The SEIU has been a major supporter of Fight for $15, contributing $20 million to activist and front groups responsible for organizing protests as well as public relations campaigns. The $20 million represents only a portion of the more than $100 million used for non-membership services, $48 million of which went to political activities.

Labor watchdogs have said they are not surprised the Fight for $15 is being brought into the fold. Michael Saltsman, research director at the free-market Employment Policies Institute, said that the union needs to "justify its investment" given the large amount of worker dues put into financing the front groups' activities.

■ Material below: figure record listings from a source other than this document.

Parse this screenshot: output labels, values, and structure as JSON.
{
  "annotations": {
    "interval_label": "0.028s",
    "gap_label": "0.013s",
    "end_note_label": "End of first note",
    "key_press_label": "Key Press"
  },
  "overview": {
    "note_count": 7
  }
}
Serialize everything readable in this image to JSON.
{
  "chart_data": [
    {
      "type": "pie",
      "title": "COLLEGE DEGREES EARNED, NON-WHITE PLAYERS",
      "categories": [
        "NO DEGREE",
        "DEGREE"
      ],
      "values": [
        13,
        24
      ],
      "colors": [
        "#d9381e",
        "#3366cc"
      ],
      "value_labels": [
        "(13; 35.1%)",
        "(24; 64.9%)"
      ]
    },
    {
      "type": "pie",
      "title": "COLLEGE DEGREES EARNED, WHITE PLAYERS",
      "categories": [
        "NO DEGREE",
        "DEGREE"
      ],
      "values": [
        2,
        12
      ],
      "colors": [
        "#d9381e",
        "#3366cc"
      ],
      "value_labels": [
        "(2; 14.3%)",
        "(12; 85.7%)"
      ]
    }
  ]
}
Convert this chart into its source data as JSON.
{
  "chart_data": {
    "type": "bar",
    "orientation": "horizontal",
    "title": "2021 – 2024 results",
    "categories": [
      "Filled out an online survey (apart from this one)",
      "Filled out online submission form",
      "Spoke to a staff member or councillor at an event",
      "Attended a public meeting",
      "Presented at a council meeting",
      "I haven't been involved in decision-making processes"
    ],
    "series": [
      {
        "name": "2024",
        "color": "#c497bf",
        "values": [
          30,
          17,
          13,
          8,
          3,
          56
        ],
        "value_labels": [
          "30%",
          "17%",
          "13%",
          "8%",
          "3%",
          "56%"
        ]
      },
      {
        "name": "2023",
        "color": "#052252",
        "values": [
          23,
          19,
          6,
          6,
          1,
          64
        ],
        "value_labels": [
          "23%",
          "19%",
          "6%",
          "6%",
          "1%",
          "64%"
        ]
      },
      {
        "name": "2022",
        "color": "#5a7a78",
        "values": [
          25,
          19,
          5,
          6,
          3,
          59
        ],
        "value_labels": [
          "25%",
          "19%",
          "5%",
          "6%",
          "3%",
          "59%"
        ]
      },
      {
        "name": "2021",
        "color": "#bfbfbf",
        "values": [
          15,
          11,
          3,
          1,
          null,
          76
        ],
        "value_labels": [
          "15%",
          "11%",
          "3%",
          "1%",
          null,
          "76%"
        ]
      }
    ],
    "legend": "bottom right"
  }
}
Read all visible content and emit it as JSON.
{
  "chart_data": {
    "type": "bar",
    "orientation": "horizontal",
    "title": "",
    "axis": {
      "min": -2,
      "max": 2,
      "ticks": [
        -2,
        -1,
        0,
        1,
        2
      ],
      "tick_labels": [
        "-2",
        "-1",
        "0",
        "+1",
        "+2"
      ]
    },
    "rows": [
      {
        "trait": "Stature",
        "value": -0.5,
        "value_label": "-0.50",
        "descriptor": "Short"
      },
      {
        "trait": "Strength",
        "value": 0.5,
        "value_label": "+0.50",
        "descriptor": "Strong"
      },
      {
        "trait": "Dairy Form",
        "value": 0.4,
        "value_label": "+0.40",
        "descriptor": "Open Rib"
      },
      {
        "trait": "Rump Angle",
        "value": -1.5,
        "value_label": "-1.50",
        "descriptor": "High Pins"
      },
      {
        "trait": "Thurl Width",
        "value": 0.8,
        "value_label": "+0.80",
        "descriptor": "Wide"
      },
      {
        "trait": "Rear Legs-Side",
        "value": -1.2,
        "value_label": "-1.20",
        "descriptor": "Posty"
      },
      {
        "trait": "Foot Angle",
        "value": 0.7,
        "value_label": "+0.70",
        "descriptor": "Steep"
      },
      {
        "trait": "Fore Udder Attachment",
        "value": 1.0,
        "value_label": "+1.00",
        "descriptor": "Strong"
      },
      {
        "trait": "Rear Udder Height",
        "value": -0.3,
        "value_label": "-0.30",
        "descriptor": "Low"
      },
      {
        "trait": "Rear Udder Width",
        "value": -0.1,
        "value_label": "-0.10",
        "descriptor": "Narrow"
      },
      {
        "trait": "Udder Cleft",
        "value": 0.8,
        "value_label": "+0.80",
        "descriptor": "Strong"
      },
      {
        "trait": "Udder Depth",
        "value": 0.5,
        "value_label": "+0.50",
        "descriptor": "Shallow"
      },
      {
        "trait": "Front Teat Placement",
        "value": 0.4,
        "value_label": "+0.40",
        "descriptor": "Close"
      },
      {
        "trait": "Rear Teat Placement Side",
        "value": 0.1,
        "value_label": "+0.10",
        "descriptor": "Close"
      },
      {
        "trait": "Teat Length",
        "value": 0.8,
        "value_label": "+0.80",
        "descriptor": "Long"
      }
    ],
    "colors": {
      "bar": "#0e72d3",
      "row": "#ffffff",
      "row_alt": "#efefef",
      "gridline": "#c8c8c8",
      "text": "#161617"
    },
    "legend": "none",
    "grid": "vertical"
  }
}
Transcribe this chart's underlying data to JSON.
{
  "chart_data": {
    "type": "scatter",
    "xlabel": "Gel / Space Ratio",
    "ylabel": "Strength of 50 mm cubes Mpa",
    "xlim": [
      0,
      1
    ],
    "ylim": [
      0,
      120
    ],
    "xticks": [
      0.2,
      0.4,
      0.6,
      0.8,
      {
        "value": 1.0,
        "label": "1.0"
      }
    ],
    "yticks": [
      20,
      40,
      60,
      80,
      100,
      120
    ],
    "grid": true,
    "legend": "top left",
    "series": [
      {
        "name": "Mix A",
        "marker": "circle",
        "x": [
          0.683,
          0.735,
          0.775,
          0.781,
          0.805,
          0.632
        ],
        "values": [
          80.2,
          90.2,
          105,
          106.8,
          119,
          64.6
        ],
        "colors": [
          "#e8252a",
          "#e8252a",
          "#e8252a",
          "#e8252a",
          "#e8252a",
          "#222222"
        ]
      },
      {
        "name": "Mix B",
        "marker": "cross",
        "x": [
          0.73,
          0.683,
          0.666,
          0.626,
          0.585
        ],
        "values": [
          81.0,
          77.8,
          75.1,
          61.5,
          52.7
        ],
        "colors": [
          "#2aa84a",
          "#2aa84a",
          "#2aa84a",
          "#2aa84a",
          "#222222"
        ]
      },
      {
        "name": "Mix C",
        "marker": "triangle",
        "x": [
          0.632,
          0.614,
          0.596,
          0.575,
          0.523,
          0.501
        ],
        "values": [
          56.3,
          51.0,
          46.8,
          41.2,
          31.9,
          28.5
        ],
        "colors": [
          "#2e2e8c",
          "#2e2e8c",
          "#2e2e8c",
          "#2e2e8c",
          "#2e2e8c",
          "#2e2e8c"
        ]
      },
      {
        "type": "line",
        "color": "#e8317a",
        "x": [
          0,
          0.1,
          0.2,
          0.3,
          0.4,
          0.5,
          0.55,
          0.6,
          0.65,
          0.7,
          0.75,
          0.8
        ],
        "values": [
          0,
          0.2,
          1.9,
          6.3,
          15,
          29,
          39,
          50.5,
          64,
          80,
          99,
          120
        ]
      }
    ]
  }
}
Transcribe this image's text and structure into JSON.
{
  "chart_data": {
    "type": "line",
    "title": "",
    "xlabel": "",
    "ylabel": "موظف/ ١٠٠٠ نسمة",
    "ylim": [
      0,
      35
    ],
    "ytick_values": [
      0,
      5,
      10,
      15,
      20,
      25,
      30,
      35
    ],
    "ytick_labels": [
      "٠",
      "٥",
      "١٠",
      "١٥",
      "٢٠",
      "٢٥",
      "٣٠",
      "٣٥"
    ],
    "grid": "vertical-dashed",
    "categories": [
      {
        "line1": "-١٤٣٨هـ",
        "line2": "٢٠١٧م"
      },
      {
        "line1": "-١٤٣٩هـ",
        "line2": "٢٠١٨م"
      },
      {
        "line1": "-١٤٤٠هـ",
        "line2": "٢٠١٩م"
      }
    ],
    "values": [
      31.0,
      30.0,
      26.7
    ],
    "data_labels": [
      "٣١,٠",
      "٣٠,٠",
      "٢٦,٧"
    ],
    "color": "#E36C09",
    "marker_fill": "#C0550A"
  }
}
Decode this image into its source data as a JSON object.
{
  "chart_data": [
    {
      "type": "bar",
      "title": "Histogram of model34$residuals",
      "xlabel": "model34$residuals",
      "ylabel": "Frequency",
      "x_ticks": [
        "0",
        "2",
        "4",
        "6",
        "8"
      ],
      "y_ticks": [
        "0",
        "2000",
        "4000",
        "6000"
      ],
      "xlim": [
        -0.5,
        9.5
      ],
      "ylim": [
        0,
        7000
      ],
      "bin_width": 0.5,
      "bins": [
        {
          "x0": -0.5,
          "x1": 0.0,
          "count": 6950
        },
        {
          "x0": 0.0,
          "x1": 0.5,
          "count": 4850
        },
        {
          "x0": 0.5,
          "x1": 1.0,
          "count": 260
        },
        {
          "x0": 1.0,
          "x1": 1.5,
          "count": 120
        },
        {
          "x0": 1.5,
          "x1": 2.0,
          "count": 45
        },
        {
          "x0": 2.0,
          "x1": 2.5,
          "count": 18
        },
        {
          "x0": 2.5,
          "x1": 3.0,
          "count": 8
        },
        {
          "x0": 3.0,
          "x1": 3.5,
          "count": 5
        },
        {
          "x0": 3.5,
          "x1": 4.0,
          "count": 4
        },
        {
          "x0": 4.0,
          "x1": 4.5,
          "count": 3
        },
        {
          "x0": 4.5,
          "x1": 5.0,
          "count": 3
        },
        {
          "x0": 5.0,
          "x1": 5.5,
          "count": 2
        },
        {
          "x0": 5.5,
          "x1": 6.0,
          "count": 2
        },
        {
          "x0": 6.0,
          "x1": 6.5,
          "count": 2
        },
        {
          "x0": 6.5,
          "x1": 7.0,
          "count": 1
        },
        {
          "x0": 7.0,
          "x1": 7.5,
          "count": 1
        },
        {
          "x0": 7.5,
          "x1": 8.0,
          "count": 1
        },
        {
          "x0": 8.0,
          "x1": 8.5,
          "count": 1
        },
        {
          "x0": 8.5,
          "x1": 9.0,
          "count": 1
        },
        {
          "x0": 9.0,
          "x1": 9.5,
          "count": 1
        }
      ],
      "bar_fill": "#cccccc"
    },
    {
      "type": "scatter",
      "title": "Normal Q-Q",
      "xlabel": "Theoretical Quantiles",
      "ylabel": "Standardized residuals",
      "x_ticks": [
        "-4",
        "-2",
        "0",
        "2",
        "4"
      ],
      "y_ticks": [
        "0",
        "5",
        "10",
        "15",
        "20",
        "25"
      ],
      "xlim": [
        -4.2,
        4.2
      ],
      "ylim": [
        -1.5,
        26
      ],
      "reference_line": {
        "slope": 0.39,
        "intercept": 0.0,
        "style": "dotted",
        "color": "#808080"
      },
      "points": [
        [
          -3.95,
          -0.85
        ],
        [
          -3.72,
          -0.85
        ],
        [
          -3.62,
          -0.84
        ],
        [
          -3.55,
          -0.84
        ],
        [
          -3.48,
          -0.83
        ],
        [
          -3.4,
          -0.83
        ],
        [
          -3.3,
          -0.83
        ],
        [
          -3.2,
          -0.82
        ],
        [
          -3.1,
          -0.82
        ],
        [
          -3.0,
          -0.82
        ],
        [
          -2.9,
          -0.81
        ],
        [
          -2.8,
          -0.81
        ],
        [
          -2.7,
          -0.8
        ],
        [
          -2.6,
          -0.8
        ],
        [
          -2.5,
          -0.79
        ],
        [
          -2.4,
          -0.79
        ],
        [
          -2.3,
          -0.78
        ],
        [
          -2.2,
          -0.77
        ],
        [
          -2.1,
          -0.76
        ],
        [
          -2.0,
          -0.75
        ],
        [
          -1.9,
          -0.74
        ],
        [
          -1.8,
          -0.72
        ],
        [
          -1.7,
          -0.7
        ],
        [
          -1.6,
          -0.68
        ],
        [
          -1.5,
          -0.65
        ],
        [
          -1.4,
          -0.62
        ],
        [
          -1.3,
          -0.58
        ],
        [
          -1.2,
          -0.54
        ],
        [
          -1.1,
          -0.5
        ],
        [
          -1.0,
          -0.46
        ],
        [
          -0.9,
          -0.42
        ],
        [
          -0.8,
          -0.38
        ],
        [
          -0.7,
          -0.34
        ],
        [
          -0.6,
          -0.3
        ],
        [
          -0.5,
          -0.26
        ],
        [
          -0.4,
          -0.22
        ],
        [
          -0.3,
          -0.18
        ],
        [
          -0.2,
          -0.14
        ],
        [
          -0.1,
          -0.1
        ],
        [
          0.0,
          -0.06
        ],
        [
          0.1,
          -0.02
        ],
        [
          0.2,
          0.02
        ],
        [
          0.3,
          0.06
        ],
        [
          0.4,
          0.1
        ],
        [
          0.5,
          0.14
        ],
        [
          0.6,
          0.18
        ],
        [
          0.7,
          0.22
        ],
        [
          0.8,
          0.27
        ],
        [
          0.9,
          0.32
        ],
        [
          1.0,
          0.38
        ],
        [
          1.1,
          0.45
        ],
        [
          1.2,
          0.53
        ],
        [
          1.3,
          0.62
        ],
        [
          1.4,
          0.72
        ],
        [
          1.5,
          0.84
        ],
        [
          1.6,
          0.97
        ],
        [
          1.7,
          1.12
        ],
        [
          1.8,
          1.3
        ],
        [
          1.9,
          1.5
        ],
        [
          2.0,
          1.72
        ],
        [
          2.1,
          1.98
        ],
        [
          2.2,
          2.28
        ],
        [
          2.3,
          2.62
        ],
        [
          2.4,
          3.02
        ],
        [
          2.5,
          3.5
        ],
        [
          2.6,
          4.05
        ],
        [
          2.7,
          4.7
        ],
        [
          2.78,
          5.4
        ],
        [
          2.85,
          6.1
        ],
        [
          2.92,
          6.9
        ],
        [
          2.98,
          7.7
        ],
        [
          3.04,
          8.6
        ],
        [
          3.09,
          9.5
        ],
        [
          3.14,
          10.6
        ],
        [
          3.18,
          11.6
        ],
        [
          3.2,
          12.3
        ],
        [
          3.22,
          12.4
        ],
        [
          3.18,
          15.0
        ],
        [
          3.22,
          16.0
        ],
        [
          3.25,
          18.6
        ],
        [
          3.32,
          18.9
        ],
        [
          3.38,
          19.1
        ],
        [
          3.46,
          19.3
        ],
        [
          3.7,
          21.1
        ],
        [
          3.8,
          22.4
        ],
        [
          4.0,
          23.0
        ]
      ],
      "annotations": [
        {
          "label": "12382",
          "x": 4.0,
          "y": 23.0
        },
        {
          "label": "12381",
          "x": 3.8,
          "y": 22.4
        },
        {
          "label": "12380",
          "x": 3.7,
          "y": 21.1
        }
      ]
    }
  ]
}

"With more than $70 million spent on the Fight for $15, the SEIU is in desperate need of new dues-paying members to help justify its investment," he said. "SEIU leadership are keenly aware that their huge investment only makes sense if it gets them more unionized workplaces and more dues-paying members. So far it looks like the strategy hasn’t worked."

AR Squared, a non-profit research organization, said the vote only proves that the movement is "solely a big labor power grab."

"Fight for $15 campaign is a creation of Big Labor, which has bankrolled it for years to increase the power and influence of labor bosses at the expense of American workers and our nation’s economy," spokesman Jeremy Adler said in a release.

The Worker Center Watch, a labor watchdog group, has accused Fight for $15 of being a front through which the SEIU can unionize workers, despite current labor laws prohibiting such actions. It alleges that Fight for $15 protests are the product of SEIU machinations with astroturfed protestors, not the result of an actual grassroots movement.

Buzzfeed reported that Fight for $15 leaders met with the president of the SEIU, Mary Kay Henry, at a labor convention in Detroit on Saturday, and will organize a vote shortly after they return home.

Fight for $15 and SEIU representatives did not respond to requests for comment.